The skunks were found just a day apart and just a mile away from each other in western Pulaski County. Last year officials reported the highest number of cases in nearly twenty five years. An expert with the Arkansas Department of Health said the only thing more concerning is that this year we're not off to a good start both in the amount of cases so far and the areas in which they're being found.

Living in western Pulaski County, dog owner Glenda Miller has the luxury of acres of lands for her six dogs to enjoy.

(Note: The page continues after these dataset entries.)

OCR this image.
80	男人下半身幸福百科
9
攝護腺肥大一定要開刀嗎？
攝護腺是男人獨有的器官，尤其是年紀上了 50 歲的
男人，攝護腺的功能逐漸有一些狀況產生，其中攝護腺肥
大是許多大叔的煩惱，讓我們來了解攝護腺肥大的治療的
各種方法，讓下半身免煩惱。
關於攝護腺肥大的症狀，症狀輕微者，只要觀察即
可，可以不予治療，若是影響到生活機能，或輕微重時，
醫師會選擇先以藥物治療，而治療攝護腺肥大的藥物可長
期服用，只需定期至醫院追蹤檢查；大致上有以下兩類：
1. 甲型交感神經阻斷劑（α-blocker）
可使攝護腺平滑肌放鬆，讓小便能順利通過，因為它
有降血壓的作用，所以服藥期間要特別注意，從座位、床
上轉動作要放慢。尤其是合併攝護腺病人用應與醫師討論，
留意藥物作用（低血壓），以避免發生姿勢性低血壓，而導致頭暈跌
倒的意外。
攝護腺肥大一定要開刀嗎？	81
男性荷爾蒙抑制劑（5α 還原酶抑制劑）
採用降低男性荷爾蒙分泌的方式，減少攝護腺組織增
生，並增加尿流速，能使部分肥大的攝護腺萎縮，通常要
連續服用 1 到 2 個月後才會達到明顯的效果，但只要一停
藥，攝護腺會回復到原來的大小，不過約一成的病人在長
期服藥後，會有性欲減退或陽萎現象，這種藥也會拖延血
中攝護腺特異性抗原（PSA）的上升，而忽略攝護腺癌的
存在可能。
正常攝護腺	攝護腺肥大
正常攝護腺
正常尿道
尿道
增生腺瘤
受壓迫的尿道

But a recent report of two rabid skunks being found in her neighborhood has her keeping her dogs a little closer to home.

"I'm very concerned because I have six dogs," she said.

One rabid skunk was found last October just eight miles away from Miller's home. But experts say they seem to be moving farther south into the county. It's something that hasn't been reported in over thirty years.

"We are just now seeing a lot more rabies in Pulaski County than we're used to," said Dr. Susan Weinstein, State Public Health Veterinarian for the Arkansas Department of Health.

One rabid skunk in the area is concerning, two in two days is raising some red flags.

"Rabies seems to be moving in areas that haven't had it before," said Dr. Weinstein. "We don't really know what's behind the increase."

Last year there were three times the normal amount of rabies cases reported in the state. Officials have no idea what causing the surge but they are urging all pet owners to vaccinate all animals including livestock.

"All of those animals are at risk especially if they aren't vaccinated," said Dr. Weinstein.

Experts say it's a small price to pay to protect your pets from disease that's always fatal.

"Keep an eye on my dogs that's for sure," said Miller.

How can you protect yourself from rabies?

  • Be sure  dogs, cats and ferrets are up-to-date on their rabies vaccinations
  • Do not feed, touch or adopt wild animals
  • Keep family pets indoors at night
  • Bat-proof your home or summer camp in the fall or winter (The majority of human rabies cases are caused by bat bites.)
  • Encourage children to immediately tell an adult if any animal bites them
  • Teach children to avoid wildlife, strays and all other animals they do not know well

Symptoms of rabies in your pets from the ADH:

The first sign of rabies in an animal is usually a change in behavior. Rabid animals may attack people or other animals for no reason, or they may lose their fear of people and seem unnaturally friendly. Staggering, convulsions, choking, frothing at the mouth and paralysis are often present. Skunks may be seen out in daylight, which is an unusual behavior for them, or they may get into a dog pen or under a house. Many animals have a marked change in voice pitch, such as a muted or off-key tone. An animal usually dies within one week of demonstrating signs of rabies. Not all rabid animals act in these ways, however, so you should avoid all wild animals—especially skunks, bats and stray cats and dogs.